An important consideration in this study is that it was conducted in cardiology reference centers, which are often associated with a higher prevalence of more severe patients. The fact that the study was based on the review of medical records may also limit the availability of some information. However, we believe that our findings have demonstrated external validity in relation to other reference centers that serve a large number of patients with AHF in Brazil and worldwide.

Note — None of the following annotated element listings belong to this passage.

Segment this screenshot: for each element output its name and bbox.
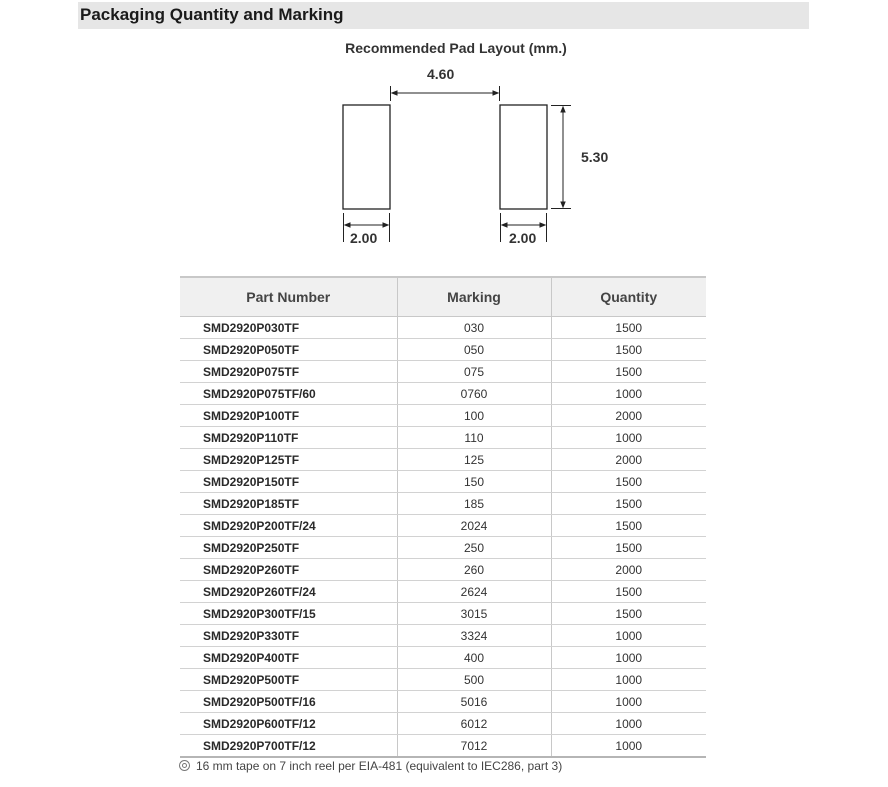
table-row [180,383,706,405]
quantity-cell: 1000 [551,647,706,669]
table-row [180,691,706,713]
header-part-number: Part Number [180,277,397,317]
diagram-title: Recommended Pad Layout (mm.) [345,40,567,56]
table-header-row [180,277,706,317]
part-number-cell: SMD2920P330TF [180,625,397,647]
footnote-text: 16 mm tape on 7 inch reel per EIA-481 (equivalent to IEC286, part 3) [196,759,563,773]
part-number-cell: SMD2920P250TF [180,537,397,559]
part-number-cell: SMD2920P300TF/15 [180,603,397,625]
quantity-cell: 1500 [551,361,706,383]
section-title: Packaging Quantity and Marking [80,5,344,24]
marking-cell: 100 [397,405,551,427]
marking-cell: 6012 [397,713,551,735]
part-number-cell: SMD2920P110TF [180,427,397,449]
quantity-cell: 1500 [551,317,706,339]
header-quantity: Quantity [551,277,706,317]
marking-cell: 0760 [397,383,551,405]
quantity-cell: 1500 [551,493,706,515]
table-row [180,361,706,383]
part-number-cell: SMD2920P500TF/16 [180,691,397,713]
quantity-cell: 1500 [551,603,706,625]
quantity-cell: 1000 [551,383,706,405]
part-number-cell: SMD2920P200TF/24 [180,515,397,537]
right-pad-width-label: 2.00 [509,230,537,246]
table-row [180,581,706,603]
quantity-cell: 1500 [551,581,706,603]
quantity-cell: 1000 [551,625,706,647]
marking-cell: 3015 [397,603,551,625]
footnote [179,759,562,773]
height-dimension [551,106,571,209]
left-pad [343,105,390,209]
part-number-cell: SMD2920P125TF [180,449,397,471]
part-number-cell: SMD2920P185TF [180,493,397,515]
part-number-cell: SMD2920P260TF [180,559,397,581]
pad-layout-diagram [0,0,888,270]
marking-cell: 150 [397,471,551,493]
marking-cell: 125 [397,449,551,471]
marking-cell: 7012 [397,735,551,758]
ring-icon [179,760,190,771]
table-row [180,625,706,647]
part-number-cell: SMD2920P600TF/12 [180,713,397,735]
table-row [180,339,706,361]
marking-cell: 2024 [397,515,551,537]
part-number-cell: SMD2920P700TF/12 [180,735,397,758]
header-marking: Marking [397,277,551,317]
quantity-cell: 1500 [551,471,706,493]
marking-cell: 260 [397,559,551,581]
part-number-cell: SMD2920P075TF/60 [180,383,397,405]
part-number-cell: SMD2920P500TF [180,669,397,691]
table-row [180,493,706,515]
left-pad-width-label: 2.00 [350,230,378,246]
table-row [180,515,706,537]
part-number-cell: SMD2920P050TF [180,339,397,361]
marking-cell: 5016 [397,691,551,713]
right-pad [500,105,547,209]
quantity-cell: 1500 [551,537,706,559]
quantity-cell: 1000 [551,713,706,735]
part-number-cell: SMD2920P260TF/24 [180,581,397,603]
quantity-cell: 2000 [551,559,706,581]
marking-cell: 030 [397,317,551,339]
table-row [180,713,706,735]
marking-cell: 250 [397,537,551,559]
spacing-label: 4.60 [427,66,455,82]
part-number-cell: SMD2920P075TF [180,361,397,383]
quantity-cell: 2000 [551,449,706,471]
quantity-cell: 1000 [551,691,706,713]
table-row [180,669,706,691]
table-row [180,405,706,427]
marking-cell: 110 [397,427,551,449]
packaging-table [180,276,706,758]
table-row [180,735,706,758]
table-body [180,317,706,758]
marking-cell: 3324 [397,625,551,647]
marking-cell: 050 [397,339,551,361]
quantity-cell: 1000 [551,427,706,449]
table-row [180,427,706,449]
table-row [180,603,706,625]
table-row [180,559,706,581]
quantity-cell: 1000 [551,669,706,691]
part-number-cell: SMD2920P400TF [180,647,397,669]
quantity-cell: 1500 [551,515,706,537]
marking-cell: 400 [397,647,551,669]
table-row [180,449,706,471]
quantity-cell: 2000 [551,405,706,427]
table-row [180,471,706,493]
marking-cell: 2624 [397,581,551,603]
spacing-dimension [391,86,500,101]
table-row [180,647,706,669]
table-row [180,537,706,559]
part-number-cell: SMD2920P030TF [180,317,397,339]
marking-cell: 500 [397,669,551,691]
height-label: 5.30 [581,149,609,165]
quantity-cell: 1500 [551,339,706,361]
part-number-cell: SMD2920P150TF [180,471,397,493]
part-number-cell: SMD2920P100TF [180,405,397,427]
marking-cell: 075 [397,361,551,383]
table-row [180,317,706,339]
marking-cell: 185 [397,493,551,515]
quantity-cell: 1000 [551,735,706,758]
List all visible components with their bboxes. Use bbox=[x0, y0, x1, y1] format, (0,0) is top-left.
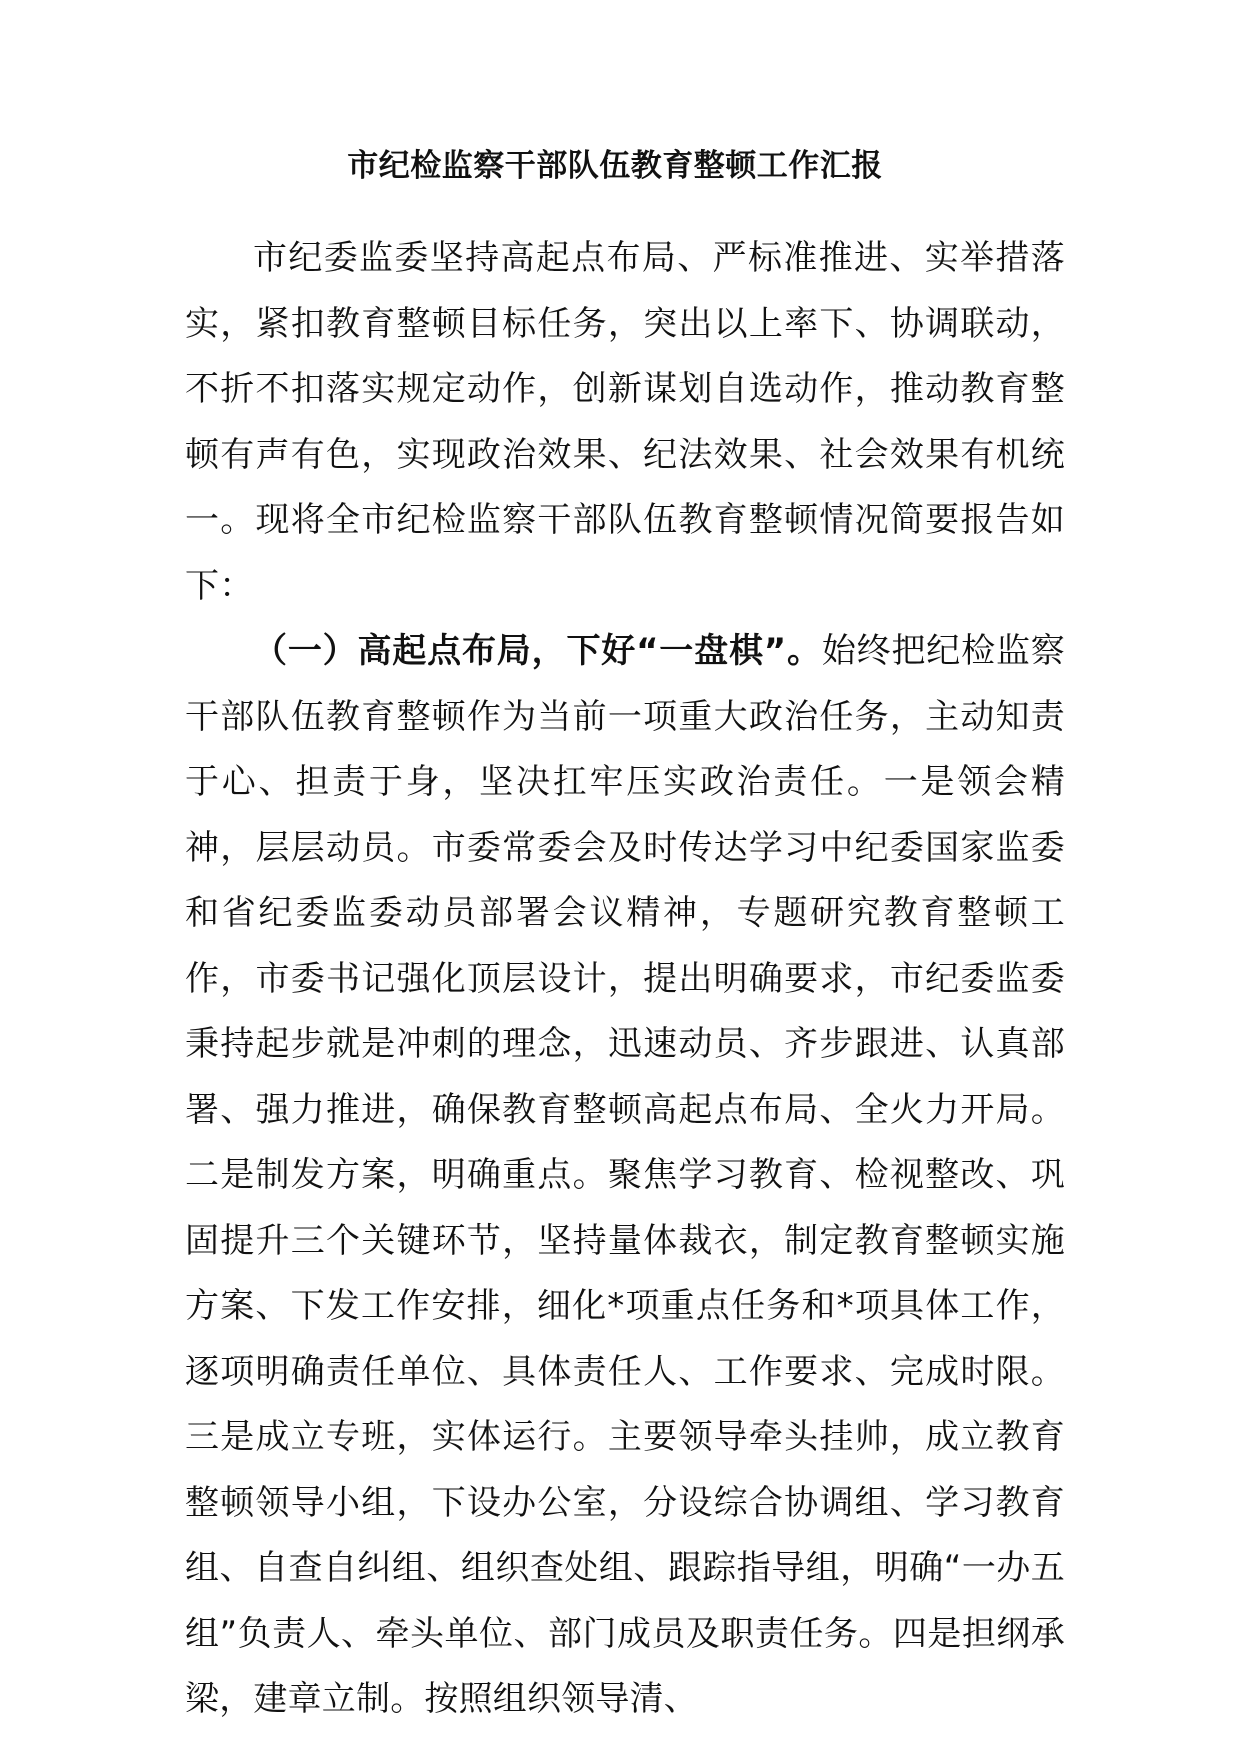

In future studies, patients should be evaluated in multiple centers, focusing on services that treat patients with AHF but are not specialized for this patient profile.

Conclusion

Beta-blockers could be used in 72.7 % of patients hospitalized for AHF in this cohort. Patients who could not tolerate BB presented a higher frequency of adverse clinical outcomes including sepsis, hypotension, average length of hospitalization, and death.